Among those standing nearest to me was “Old Kelley,” a noted patient whose monomania was the notion that he was a millionaire, and who spent most of his time in drawing checks on imaginary deposits for vast sums of money. I held one of his checks for a round million, but it has never yet been cashed. The old man pressed up close to me, seeming to feel that the success of the service somehow depended on him. I had not more than fairly begun my discourse, when he broke in:
“That’s Daniel Webster!”
I don’t mind a judicious “Amen,” but this put me out a little. I resumed my remarks, and was getting another good start, when he again broke in enthusiastically:
“Henry Clay!”
The preachers standing around me smiled—I think I heard one or two of them titter. I could not take my eyes from Kelley, who stood with open mouth and beaming countenance, waiting for me to go on. He held me with an evil fascination. I did go on in a louder voice, and in a sort of desperation; but again my delighted hearer exclaimed:
“Calhoun!”
“Old Kelley” spoiled that sermon, though he meant kindly. He died not long afterward, gloating over his fancied millions to the last.

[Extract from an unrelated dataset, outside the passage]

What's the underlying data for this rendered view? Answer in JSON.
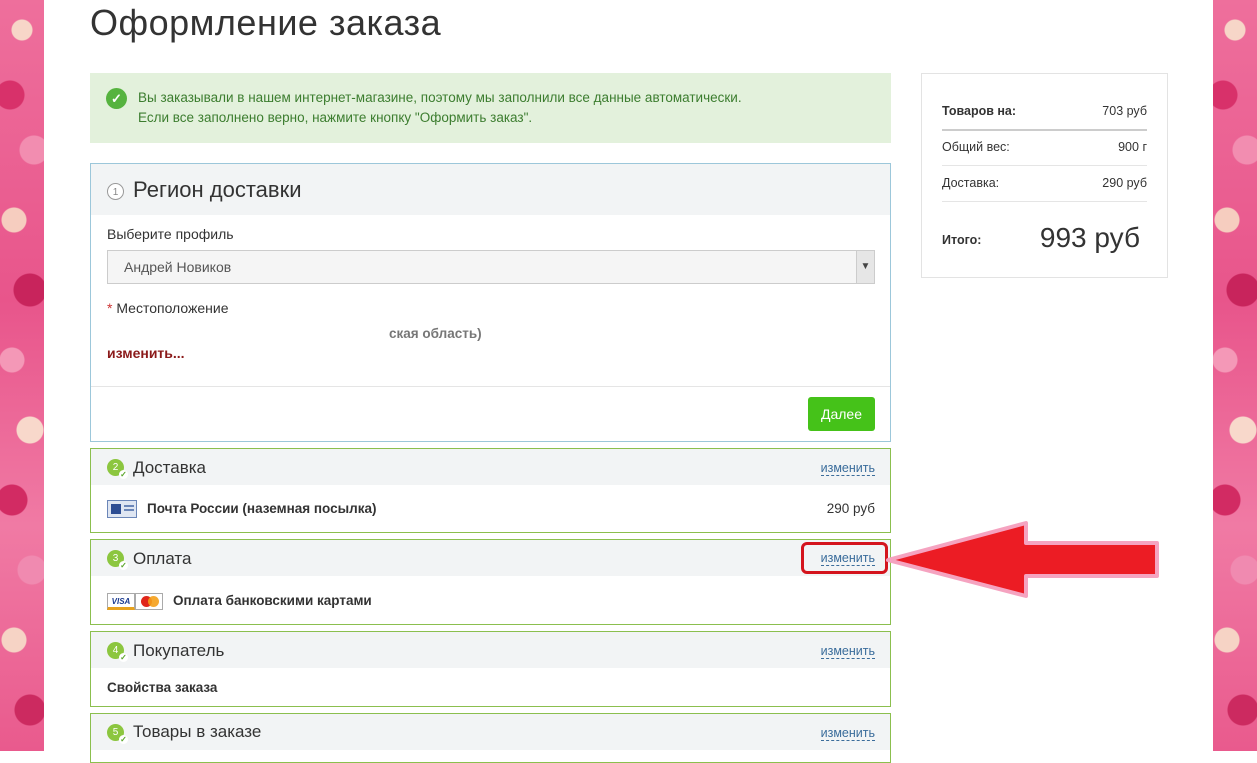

“If you have steady nerves, come with me and I will show you the worst case we have—a woman half tigress, and half devil.”
Ascending a stairway, I was led to an angle of the building assigned to the patients whose violence required them to be kept in close confinement.
“Hark! don’t you hear her? She is in one of her paroxysms now.”
The sounds that issued from one of the cells were like nothing I had ever heard before. They were a series of unearthly, fiendish shrieks, intermingled with furious imprecations, as of a lost spirit in an ecstasy of rage and fear.
The face that glared upon me through the iron grating was hideous, horrible. It was that of a woman, or of what had been a woman, but was now a wreck out of which evil passion had stamped all that was womanly or human. I involuntarily shrunk back as I met the glare of those fiery eyes, and caught the sound of words that made me shudder. I never suspected myself of being a coward, but I felt glad that the iron bars of the cell against which she dashed herself were strong. I had read of Furies—one was now before me. The bloated, gin-inflamed face, the fiery-red, wicked eyes, the swinish chin, the tangled coarse hair falling around her like writhing snakes, the tiger-like clutch of her dirty fingers, the horrible words—the picture was sickening, disgust for the time almost, extinguishing pity.